Economists predict contraction for 2009, increased unemployment

It is going to get worse for a while before it gets better. Decades of poor economic policy is going to die a long, hard death and any turn around won't happen until 2010, at the earliest.

The U.S. economy is expected to shrink 0.4% in 2009 compared with 2008, according to the monthly survey of 49 economists published Monday by Blue Chip Economic Indicators.

The economists also expect contractions in the Japanese, British and euro-zone economies in 2009.

The economists' median forecast calls for U.S. gross domestic product to fall by 2.8% in the final three months of 2008 and by 1.5% in the first quarter of 2009. GDP growth of 0.2% is expected in the second quarter next year.

Measured from the fourth quarter of 2008 to the fourth quarter of 2009, the Blue Chip forecasters expect GDP to rise 0.6%, compared with a forecast of 0.1% from the fourth quarter of 2007 to the fourth quarter of 2008.

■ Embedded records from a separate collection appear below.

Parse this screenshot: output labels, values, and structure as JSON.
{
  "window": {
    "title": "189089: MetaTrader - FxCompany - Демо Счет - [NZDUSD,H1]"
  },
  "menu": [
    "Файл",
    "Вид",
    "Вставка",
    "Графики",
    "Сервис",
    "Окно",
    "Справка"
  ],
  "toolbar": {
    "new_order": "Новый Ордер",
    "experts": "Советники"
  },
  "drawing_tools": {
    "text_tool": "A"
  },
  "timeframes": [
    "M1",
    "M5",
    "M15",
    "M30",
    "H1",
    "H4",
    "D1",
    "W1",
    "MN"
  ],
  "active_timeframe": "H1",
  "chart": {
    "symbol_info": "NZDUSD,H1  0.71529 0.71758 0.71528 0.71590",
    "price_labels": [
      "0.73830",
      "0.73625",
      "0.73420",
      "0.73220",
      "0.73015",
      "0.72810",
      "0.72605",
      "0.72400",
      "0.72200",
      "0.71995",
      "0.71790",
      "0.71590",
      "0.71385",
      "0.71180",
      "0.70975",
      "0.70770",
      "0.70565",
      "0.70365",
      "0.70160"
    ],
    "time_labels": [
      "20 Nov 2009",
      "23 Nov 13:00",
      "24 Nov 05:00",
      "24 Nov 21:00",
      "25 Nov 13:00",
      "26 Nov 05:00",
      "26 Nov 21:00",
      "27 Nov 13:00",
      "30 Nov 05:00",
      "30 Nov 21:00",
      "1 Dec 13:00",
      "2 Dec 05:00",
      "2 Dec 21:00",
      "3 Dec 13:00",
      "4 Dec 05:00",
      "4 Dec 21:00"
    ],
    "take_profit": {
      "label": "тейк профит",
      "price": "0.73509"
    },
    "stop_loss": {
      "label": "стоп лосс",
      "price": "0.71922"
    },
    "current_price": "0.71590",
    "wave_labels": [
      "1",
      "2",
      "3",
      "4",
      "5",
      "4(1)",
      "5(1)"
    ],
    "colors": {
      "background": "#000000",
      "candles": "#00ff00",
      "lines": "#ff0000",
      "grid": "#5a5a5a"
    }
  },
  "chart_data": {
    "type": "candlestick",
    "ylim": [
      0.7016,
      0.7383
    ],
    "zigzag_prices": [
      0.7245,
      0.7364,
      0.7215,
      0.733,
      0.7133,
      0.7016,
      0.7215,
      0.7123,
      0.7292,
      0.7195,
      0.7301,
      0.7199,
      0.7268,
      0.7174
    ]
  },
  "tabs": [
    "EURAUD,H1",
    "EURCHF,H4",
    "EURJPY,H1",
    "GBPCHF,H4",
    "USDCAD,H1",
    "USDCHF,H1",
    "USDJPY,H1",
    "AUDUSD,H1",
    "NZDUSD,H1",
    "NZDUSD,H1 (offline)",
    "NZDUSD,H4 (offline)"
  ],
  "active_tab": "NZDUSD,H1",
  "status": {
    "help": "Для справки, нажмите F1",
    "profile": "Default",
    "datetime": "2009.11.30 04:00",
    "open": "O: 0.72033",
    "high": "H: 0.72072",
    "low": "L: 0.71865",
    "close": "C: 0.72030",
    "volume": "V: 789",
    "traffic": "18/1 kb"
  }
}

"The consensus strongly suggests that the current recession will be deeper and last longer than those of 2001 and 1990-91," said Blue Chip editor Randell Moore in his commentary.

"Some of our panelists believe it may rival the 1981-1982 downturn, but that is not yet the consensus view," he added.

The nation's unemployment rate is expected to average 7.4% in 2009; it was 6.5% in October.